Salí del colegio con la maleta, cargado de libros. No sabía que rumbo tomar. Escuché un siseo en el zaguán de al lado. “Alguien me llama”, pensé. Miré alrededor y no había nadie más. El siseo continuaba. Alguien lo hacía y se volvía a esconder tras la puerta. Entré y cual no fue mi sorpresa cuando vi a la chica rubia vestida de negro, que limpiaba los dormitorios en el colegio y servía el comedor.

Me tomó del brazo muy decidida y dijo, sube esa calleja que hay enfrente y espérame arriba.

Esta mujer me llevó a casa de una hermana suya. Ésta también muy joven tenía varios hijos. Su marido, un hombre bueno, algo tímido y muy agradable. El hecho de que yo fuese un estudiante aplicado le llenaba de satisfacción y no dejaba que se oyera ni una mosca mientras yo estudiaba. Muy discreto, a veces me preguntaba que temas estaba estudiando y como era muy inteligente aunque no tuviese estudios, podía mantener con él unas conversaciones muy interesantes, claro, el día que estaba charlatán.

Esta familia me acogió en su hogar como un hijo más y aunque, humilde, tuve la suerte de compartir con ellos unos días que nunca voy a olvidar.

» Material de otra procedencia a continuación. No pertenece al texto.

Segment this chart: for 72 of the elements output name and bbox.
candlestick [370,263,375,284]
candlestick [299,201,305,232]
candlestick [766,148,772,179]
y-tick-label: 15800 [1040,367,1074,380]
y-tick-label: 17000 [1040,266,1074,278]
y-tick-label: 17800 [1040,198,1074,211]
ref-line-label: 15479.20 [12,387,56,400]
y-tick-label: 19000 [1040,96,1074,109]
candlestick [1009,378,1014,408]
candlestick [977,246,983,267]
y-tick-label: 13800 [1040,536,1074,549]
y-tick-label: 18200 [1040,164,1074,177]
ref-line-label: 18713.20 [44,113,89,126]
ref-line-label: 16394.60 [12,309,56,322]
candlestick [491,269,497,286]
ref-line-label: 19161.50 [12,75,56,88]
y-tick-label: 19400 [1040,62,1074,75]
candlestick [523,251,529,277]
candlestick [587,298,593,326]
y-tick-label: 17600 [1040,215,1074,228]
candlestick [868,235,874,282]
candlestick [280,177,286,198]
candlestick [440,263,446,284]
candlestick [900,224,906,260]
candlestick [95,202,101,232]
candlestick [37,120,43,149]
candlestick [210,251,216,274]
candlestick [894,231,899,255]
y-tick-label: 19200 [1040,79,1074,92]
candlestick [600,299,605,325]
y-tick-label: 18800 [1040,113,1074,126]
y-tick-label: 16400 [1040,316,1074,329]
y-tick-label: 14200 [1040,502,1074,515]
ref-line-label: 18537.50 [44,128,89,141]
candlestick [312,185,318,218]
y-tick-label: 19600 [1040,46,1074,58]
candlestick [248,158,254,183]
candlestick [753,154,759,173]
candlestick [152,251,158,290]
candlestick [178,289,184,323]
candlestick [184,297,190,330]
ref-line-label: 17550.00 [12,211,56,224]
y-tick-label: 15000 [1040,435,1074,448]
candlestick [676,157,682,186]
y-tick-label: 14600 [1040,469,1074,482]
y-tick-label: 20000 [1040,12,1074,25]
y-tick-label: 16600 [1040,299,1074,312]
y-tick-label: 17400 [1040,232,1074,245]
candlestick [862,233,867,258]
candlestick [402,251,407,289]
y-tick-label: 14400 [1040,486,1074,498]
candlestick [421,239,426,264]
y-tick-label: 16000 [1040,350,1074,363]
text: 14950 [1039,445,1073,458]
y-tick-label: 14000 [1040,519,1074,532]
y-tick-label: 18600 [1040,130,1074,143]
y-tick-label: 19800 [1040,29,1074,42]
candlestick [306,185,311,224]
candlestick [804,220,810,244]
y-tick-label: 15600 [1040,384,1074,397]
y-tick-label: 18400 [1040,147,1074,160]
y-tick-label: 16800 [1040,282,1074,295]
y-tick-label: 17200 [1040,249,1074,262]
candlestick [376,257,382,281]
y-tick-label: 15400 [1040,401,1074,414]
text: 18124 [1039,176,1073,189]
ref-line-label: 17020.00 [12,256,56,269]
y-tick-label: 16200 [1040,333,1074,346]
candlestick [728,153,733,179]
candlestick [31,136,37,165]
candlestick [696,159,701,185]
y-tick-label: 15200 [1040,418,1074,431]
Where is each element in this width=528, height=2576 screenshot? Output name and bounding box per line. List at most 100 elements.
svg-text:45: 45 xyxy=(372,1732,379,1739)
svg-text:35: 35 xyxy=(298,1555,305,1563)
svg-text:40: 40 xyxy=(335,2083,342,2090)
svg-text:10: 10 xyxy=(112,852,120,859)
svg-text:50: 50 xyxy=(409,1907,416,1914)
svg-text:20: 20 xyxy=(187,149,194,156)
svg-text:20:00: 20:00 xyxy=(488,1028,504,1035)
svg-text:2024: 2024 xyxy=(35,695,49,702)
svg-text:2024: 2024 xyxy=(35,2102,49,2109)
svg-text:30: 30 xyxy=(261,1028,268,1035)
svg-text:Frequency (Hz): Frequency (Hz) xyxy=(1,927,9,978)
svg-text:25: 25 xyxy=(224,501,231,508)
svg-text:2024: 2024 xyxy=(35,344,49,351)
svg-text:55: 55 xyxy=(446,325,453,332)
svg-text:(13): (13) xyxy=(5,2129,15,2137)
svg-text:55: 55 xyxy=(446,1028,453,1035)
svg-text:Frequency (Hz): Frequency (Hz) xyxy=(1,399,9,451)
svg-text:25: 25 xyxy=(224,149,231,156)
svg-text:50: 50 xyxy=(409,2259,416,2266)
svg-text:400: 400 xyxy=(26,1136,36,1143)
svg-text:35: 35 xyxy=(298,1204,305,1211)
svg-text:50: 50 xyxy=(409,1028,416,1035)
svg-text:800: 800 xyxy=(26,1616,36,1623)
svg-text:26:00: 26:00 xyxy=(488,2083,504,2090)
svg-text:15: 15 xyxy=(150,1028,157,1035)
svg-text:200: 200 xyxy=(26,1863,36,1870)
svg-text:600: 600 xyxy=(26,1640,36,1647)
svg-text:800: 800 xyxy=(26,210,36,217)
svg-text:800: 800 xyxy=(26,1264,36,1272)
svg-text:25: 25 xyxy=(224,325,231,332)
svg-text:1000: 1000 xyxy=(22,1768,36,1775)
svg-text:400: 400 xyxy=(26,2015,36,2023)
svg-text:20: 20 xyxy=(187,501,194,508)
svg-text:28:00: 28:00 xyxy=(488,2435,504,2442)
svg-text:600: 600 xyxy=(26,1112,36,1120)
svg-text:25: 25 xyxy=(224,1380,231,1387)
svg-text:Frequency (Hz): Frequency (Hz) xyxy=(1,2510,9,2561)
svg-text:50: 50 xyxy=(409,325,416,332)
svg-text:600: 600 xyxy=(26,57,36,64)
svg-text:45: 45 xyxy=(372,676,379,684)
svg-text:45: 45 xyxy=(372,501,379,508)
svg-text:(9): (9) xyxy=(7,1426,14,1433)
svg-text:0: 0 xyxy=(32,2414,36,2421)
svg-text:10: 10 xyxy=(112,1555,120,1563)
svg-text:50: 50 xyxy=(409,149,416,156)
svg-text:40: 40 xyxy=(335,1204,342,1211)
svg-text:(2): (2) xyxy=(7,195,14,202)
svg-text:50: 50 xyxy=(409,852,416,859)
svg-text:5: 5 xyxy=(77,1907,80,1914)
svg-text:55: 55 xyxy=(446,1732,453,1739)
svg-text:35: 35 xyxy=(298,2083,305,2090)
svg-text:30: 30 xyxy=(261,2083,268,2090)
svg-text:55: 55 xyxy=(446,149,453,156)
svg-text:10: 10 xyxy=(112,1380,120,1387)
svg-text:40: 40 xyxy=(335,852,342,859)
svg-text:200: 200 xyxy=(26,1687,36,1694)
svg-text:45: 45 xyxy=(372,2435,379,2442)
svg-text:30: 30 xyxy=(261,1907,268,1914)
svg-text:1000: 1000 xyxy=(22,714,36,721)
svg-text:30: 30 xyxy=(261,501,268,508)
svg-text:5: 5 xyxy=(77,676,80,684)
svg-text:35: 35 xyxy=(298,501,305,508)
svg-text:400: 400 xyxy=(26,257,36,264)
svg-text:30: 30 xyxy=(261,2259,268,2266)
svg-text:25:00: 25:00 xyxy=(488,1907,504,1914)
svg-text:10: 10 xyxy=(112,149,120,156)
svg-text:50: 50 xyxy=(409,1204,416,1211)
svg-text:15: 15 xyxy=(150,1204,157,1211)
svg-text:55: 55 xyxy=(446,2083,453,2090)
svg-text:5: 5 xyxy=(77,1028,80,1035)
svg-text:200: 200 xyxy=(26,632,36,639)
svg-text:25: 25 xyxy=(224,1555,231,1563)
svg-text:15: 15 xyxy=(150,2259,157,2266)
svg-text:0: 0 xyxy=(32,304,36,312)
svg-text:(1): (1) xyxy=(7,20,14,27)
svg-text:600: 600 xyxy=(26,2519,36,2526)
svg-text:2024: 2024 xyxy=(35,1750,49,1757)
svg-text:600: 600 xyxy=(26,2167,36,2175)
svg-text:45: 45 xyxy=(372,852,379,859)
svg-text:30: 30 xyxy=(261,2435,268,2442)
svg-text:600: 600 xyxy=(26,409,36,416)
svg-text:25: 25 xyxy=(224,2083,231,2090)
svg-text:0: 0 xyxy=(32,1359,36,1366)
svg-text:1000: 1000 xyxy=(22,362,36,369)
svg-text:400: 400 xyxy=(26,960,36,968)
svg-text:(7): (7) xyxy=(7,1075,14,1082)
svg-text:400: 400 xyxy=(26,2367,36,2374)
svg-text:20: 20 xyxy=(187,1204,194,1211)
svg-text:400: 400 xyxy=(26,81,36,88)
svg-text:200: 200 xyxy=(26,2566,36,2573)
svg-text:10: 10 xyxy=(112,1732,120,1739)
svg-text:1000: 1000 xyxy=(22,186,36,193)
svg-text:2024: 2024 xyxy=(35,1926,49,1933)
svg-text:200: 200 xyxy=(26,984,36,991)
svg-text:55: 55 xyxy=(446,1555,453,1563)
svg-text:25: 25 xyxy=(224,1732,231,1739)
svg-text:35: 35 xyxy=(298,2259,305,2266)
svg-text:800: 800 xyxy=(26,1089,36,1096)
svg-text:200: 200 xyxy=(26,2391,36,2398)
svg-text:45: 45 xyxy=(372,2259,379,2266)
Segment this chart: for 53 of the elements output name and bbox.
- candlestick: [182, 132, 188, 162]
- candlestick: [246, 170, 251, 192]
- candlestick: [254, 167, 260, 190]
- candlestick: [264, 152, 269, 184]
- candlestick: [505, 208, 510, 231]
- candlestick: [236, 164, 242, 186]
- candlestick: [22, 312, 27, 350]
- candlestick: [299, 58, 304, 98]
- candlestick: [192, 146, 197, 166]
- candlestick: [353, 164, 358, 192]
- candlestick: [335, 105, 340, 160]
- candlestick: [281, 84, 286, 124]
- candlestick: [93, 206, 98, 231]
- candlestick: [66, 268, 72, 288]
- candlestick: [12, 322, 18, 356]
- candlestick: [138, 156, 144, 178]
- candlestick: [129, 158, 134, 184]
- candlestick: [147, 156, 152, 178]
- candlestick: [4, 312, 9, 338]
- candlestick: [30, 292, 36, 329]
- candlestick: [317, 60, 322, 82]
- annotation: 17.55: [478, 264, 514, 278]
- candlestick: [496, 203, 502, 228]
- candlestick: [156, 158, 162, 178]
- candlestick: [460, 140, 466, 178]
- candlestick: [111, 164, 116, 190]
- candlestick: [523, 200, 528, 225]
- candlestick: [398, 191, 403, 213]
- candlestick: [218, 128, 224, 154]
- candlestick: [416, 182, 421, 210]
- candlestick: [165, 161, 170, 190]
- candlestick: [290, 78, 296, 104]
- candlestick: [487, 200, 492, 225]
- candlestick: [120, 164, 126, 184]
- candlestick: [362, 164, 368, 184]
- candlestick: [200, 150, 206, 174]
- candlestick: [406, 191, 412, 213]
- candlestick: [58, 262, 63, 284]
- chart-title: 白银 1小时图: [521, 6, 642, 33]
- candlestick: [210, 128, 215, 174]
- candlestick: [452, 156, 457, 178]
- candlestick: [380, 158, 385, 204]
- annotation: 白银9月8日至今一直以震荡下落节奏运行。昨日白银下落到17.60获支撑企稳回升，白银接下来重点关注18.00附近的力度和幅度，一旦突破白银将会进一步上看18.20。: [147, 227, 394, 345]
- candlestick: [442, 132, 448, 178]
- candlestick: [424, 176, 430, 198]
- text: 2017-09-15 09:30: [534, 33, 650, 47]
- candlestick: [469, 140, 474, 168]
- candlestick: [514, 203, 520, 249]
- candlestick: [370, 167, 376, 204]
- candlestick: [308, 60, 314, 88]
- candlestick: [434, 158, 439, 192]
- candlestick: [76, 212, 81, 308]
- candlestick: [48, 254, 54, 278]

Ésta era la buena gente por la que yo quería revelarme, porque ellos merecían una vida mejor.

Mi castigo no hizo más que reafirmarme en las ideas de libertad y democracia, de las que hoy disfrutamos y las que desde mi lugar en la enseñanza, sigo practicando y predicando a diario.

Este estudiante, es hoy rector de una universidad española y un químico notable en nuestro país.